All Kansas University employees will earn at least a 3.5 percent raise in July if the Legislature doesn't change course at the end of the 1999 session.
Lawmakers sent an $8.9 billion state budget to Gov. Bill Graves on Saturday but reserve the right to tweak the spending blueprint when considering the Omnibus Appropriations Act during its wrap-up session, which begins April 28.
KU Chancellor Robert Hemenway said Monday that he was pleased with the salary plan adopted by the House and Senate for the state's 2000 fiscal year. It contains not only 3.5 percent wage increases for classified and unclassified KU employees, but an extra $3.4 million in special raises for university faculty.

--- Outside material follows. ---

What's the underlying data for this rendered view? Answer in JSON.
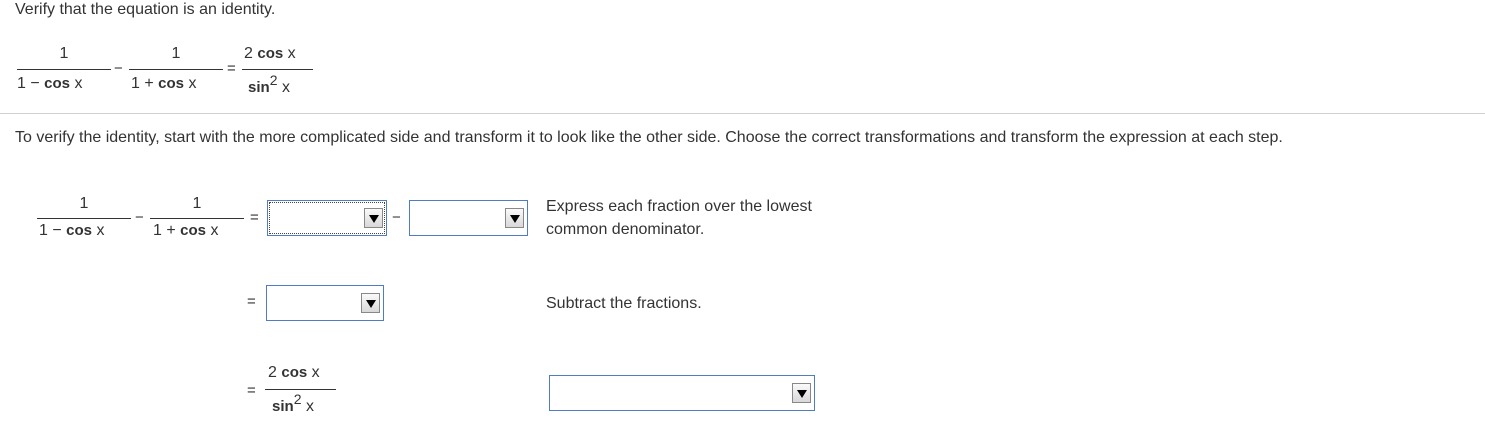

"That means that we would be close to 5 percent for faculty salaries," he said. "What we have to watch is to make sure that in the wrap-up session there are not such commitments made that the state doesn't have sufficient funds to balance the budget, which might cause them to go back and trim. There is absolutely nothing secure yet."
Legislators endorsed the 3.5 percent raises for state employees recommended by Graves in January. The Senate convinced the House to boost the special faculty salary pool $900,000 beyond the governor's request.
That salary money will be vulnerable if the budget is squeezed hard by other priorities, Hemenway said.
"Faculty should watch closely and talk with legislative representatives about how important that salary enhancement is," he said.
Marvin Burris, director of planning, budget and governmental relations for the Kansas Board of Regents, said legislators also agreed to increase the operating budget for state universities by 2.5 percent, with .5 percent going to libraries.
He said the higher education reform legislation will be handled in the wrap-up session. Lawmakers are considering a bill that would allocate $80 million to community colleges, regents universities and Washburn University as part of the transformation.
A reconstituted Board of Regents would keep governance jurisdiction over the state's six universities, including KU, and assume coordination jurisdiction over the 19 community colleges, Washburn and 11 vocational-technical schools.
State aid to community colleges and Washburn would be converted from the present credit-hour aid system to an operating grant system. In the first year, they would receive 50 percent of the average cost of educating underclassmen at the three regional universities, or about $1,990 a student, plus money to phase out out-district tuition.
Community colleges would be required to use 80 percent of increased state funding to lower local property taxes. There also is a component for rewarding schools with bonuses if they met performance goals.
The universities would get the same amount of money as the community colleges and could use it all on faculty salary enhancement, Burris said.
Hemenway said the conference committee's challenge would be to deal with budget implications of reform. Without additional resources -- regents universities would divide $26 million under the current proposal -- it might not be in the best interests of the schools to support reforms, he said.
"If the position is that the Board of Regents should be abolished, but that there is no funding for the regents' institutions in the bill, then you have to assess whether or not this would be a good bill for regents' institutions."
The higher education restructuring conference committee next meets April 27, the day before the Legislature returns for its wrap-up session.